Cyclisme: Cipollini fidèle à son rendez-vous avec le Tour de Romandie
Au Bouveret, le "Beau Mario" s'est imposé au sprint. Mais le Canadien Dominique Perras a monopolisé l'attention restant seul en tête durant 120 kilomètres. Les sprinters et le vent lui ont mené la vie dure.
Mario Cipollini n’a pas manqué son premier rendez-vous avec le Tour de Romandie: au terme de la première étape Locarno – Le Bouveret (225 kilomètres), il s’est imposé au sprint réglant le sort de son compatriote Guidi, du Danois Braikia, du Suisse Markus Zberg, du Français Ledanois et dans leurs roues tous les favoris, dont les Suisses.

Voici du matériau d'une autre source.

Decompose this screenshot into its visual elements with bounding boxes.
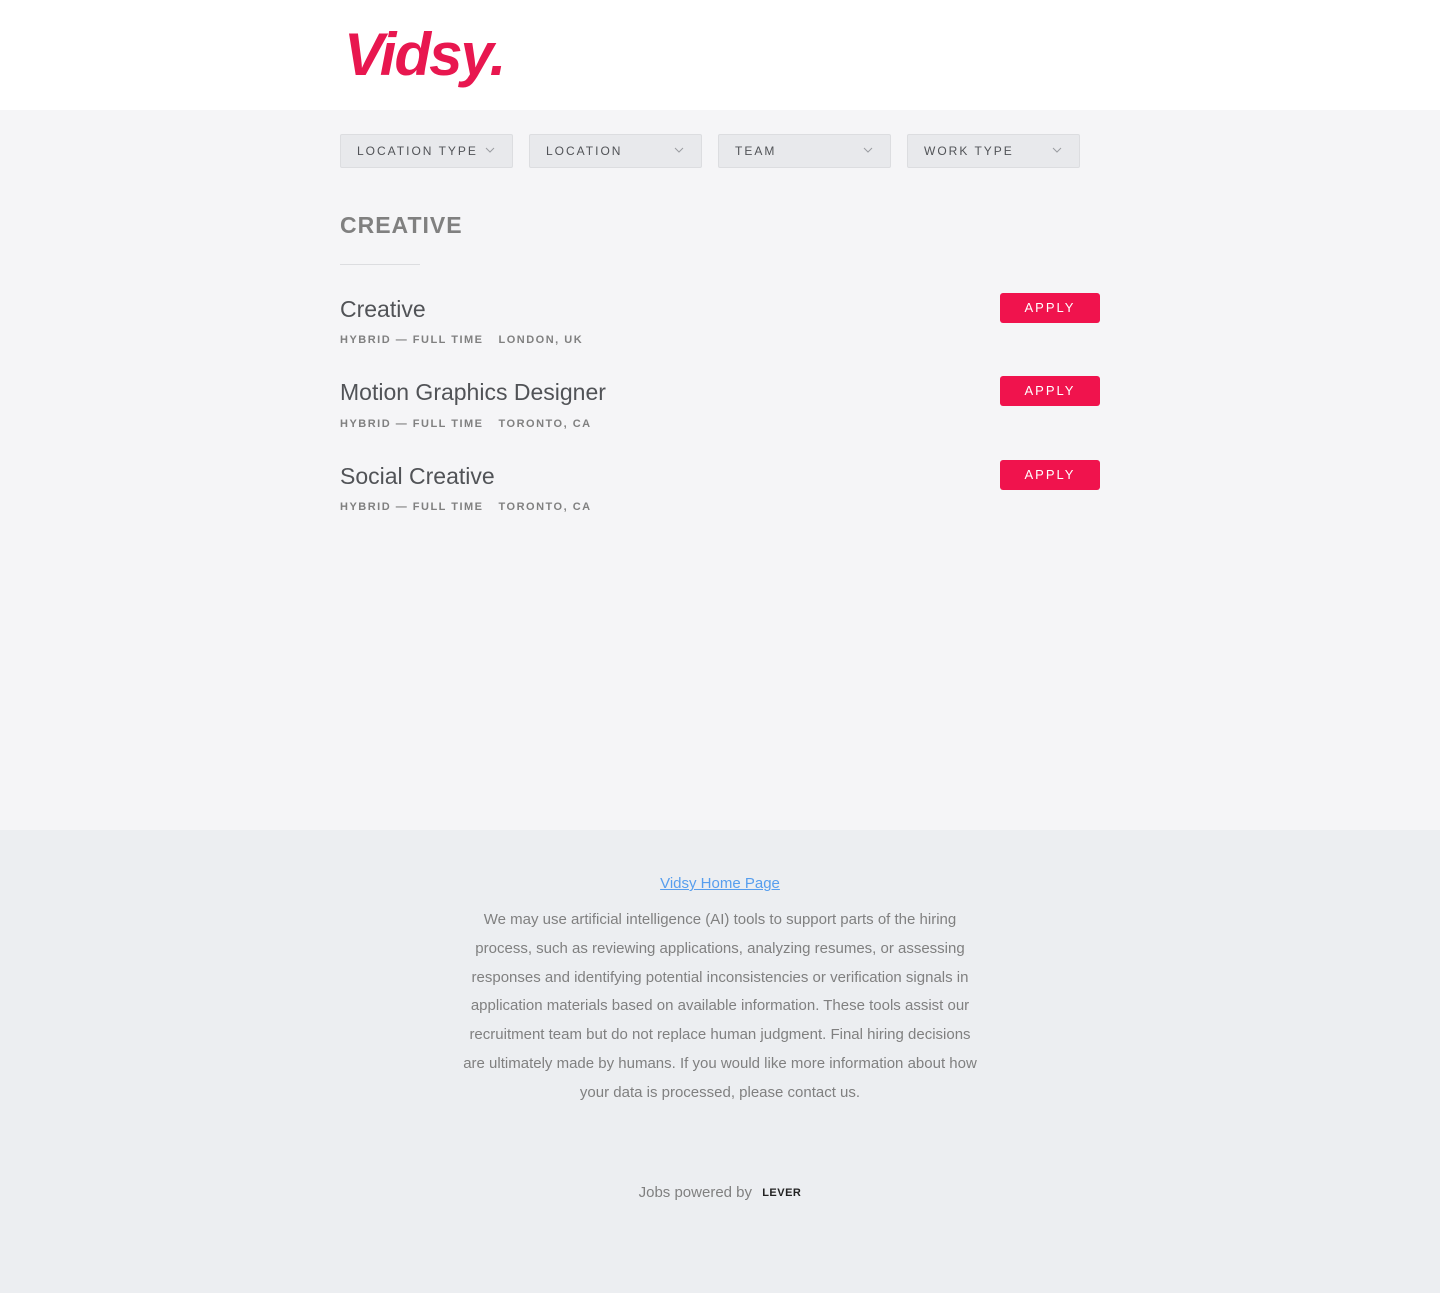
filter-location[interactable]: LOCATION [529,134,702,168]
filter-label: LOCATION [546,144,623,158]
home-link-wrapper: Vidsy Home Page [0,874,1440,894]
job-posting: Creative HYBRID — FULL TIME LONDON, UK A… [340,293,1100,364]
job-meta: HYBRID — FULL TIME TORONTO, CA [340,417,592,431]
job-meta: HYBRID — FULL TIME TORONTO, CA [340,500,592,514]
filter-label: WORK TYPE [924,144,1014,158]
filter-bar: LOCATION TYPE LOCATION TEAM WORK TYPE [340,134,1080,168]
chevron-down-icon [862,144,874,156]
job-location: TORONTO, CA [498,418,592,430]
filter-work-type[interactable]: WORK TYPE [907,134,1080,168]
page-header: Vidsy. [0,0,1440,110]
apply-button[interactable]: APPLY [1000,460,1100,490]
job-title-link[interactable]: Motion Graphics Designer [340,377,606,407]
filter-label: LOCATION TYPE [357,144,478,158]
home-page-link[interactable]: Vidsy Home Page [660,875,780,892]
page-footer: Vidsy Home Page We may use artificial in… [0,830,1440,1293]
filter-label: TEAM [735,144,777,158]
vidsy-logo[interactable]: Vidsy. [344,20,506,90]
job-meta: HYBRID — FULL TIME LONDON, UK [340,333,583,347]
filter-team[interactable]: TEAM [718,134,891,168]
job-title-link[interactable]: Creative [340,294,426,324]
job-commitment: HYBRID — FULL TIME [340,334,484,346]
job-commitment: HYBRID — FULL TIME [340,501,484,513]
job-posting: Motion Graphics Designer HYBRID — FULL T… [340,376,1100,447]
powered-by: Jobs powered by LEVER [0,1182,1440,1204]
job-location: LONDON, UK [498,334,584,346]
section-divider [340,264,420,265]
job-title-link[interactable]: Social Creative [340,461,495,491]
apply-button[interactable]: APPLY [1000,293,1100,323]
job-commitment: HYBRID — FULL TIME [340,418,484,430]
section-title: CREATIVE [340,212,463,238]
job-listings-main: LOCATION TYPE LOCATION TEAM WORK TYPE CR… [0,110,1440,830]
lever-logo[interactable]: LEVER [762,1182,801,1204]
job-posting: Social Creative HYBRID — FULL TIME TORON… [340,460,1100,531]
filter-location-type[interactable]: LOCATION TYPE [340,134,513,168]
chevron-down-icon [1051,144,1063,156]
apply-button[interactable]: APPLY [1000,376,1100,406]
ai-disclaimer: We may use artificial intelligence (AI) … [463,911,977,1101]
job-location: TORONTO, CA [498,501,592,513]
powered-by-text: Jobs powered by [638,1184,753,1201]
chevron-down-icon [484,144,496,156]
chevron-down-icon [673,144,685,156]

Un sprint qui s’est disputé au terme d’un final tortueux, ponctué de deux ou trois virages difficiles à négocier pour un peloton lancé à70 kilomètres/heure. Qui plus est, à 250 mètres de l’arrivée, un virage à angle droit… Ce qui a fait dire à Mario Cipollini: «Au Tour de Romandie, l’organisation est excellente. Toutefois, on ne doit pas jouer avec la santé des coureurs…». Un discours que le «Beau Mario» a déjà tenu par le passé. Pour preuve: l’Italien Martinello, a pris une dérivation. Martinello le «poisson pilote» du Hollandais Blijlevens qu’il a emmené dans sa roue… Le sprinter Néerlandais a donc raté son premier rendez-vous avec Cipollini.
L’étape a été marquée par le passage des Centovalli avant de plonger sur Domodossola et d’aborder le Simplon au sommet duquel le Canadien Perras est passé seul en tête. Poursuivant son effort, il n’a été repris qu’après une échappée de 120 kilomètres. Et il a même porté son avance à près de huit minutes. Insuffisant!
Le équipes des sprinters ayant décidé que la «plaisanterie» suffisait sont montés en tête du peloton. De plus, le fort vent de face a contribué, après plus de 120 kilomètres d’échappée, à la perte du Canadien. Seule consolation: il repartira ce jeudi vêtu du maillot de meilleur grimpeur.
Quant à l’Italien Salvodelli, il est toujours en vert pour aborder cette étape du Jura (Montreux – La Chaux-cde-Fonds, 166 kilomètres). «L’étape du Jura a toujours été une étape piège», relève Pascal Richard, le champion olympique, rassuré sur sa forme après un accident à l’entraînement début avril.